I/O-Simulated Workloads (8 tasks)

Benchmark Sync Swoole Thread Swoole Process Amp React
Sleep tasks (75ms each) 0.609s 0.089s (6.8x) 0.089s (6.9x) 0.091s (6.7x) 0.103s (5.9x)
Mixed workload 0.367s 0.119s (3.1x) 0.079s (4.6x) 0.087s (4.2x) 0.105s (3.5x)

ext-parallel Benchmark Results (4-core system)

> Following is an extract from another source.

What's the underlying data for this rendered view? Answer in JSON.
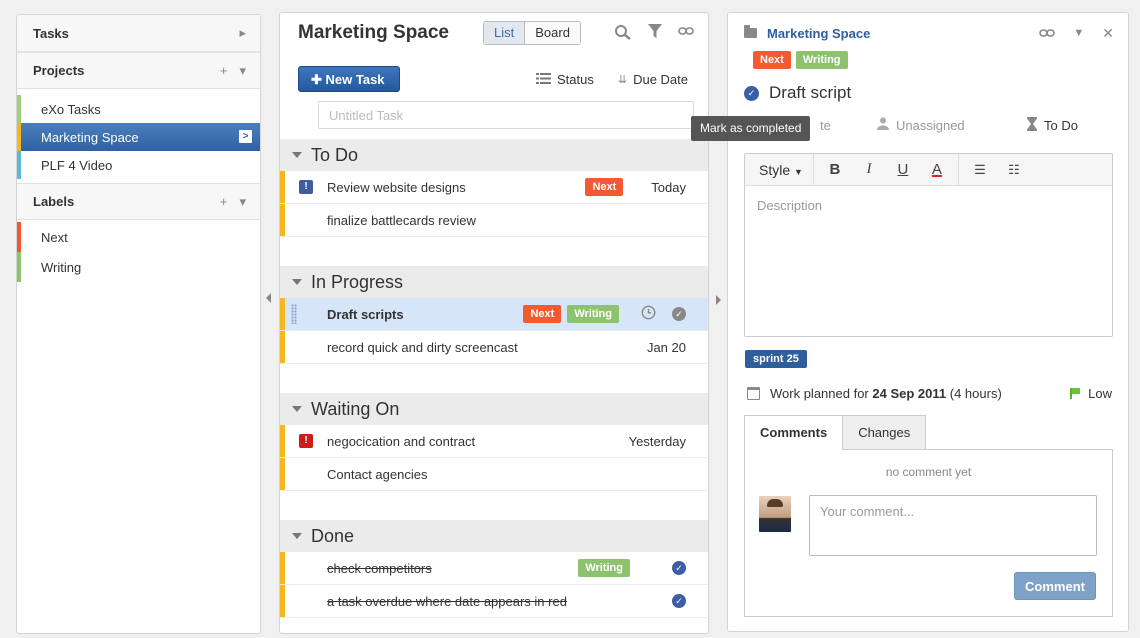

Benchmark Sync ext-parallel Amp React
Prime calculation (300k) 0.307s 0.082s (3.8x) 0.087s (3.5x) 0.098s (3.1x)
Matrix multiply (300x300) 1.453s 0.386s (3.8x) 0.380s (3.8x) 0.394s (3.7x)
Sleep tasks (75ms each) 0.305s 0.084s (3.7x) 0.087s (3.5x) 0.106s (2.9x)

Key Findings

  • Swoole Process achieves the best overall performance with up to 6.9x speedup on I/O workloads
  • Swoole Thread and Amp show comparable performance on CPU-intensive tasks (~6x speedup)
  • ext-parallel excels at CPU-bound tasks, achieving 3.8x speedup on a 4-core system
  • React provides solid multi-process execution but has higher overhead than other adapters
  • Parallelism overhead means single-task workloads may be slower than sequential execution
  • Results vary by environment - run benchmarks to find the best adapter for your use case

Development

# Run tests
composer test

# Static analysis
composer check

# Code formatting
composer format

License

MIT License. See LICENSE for details.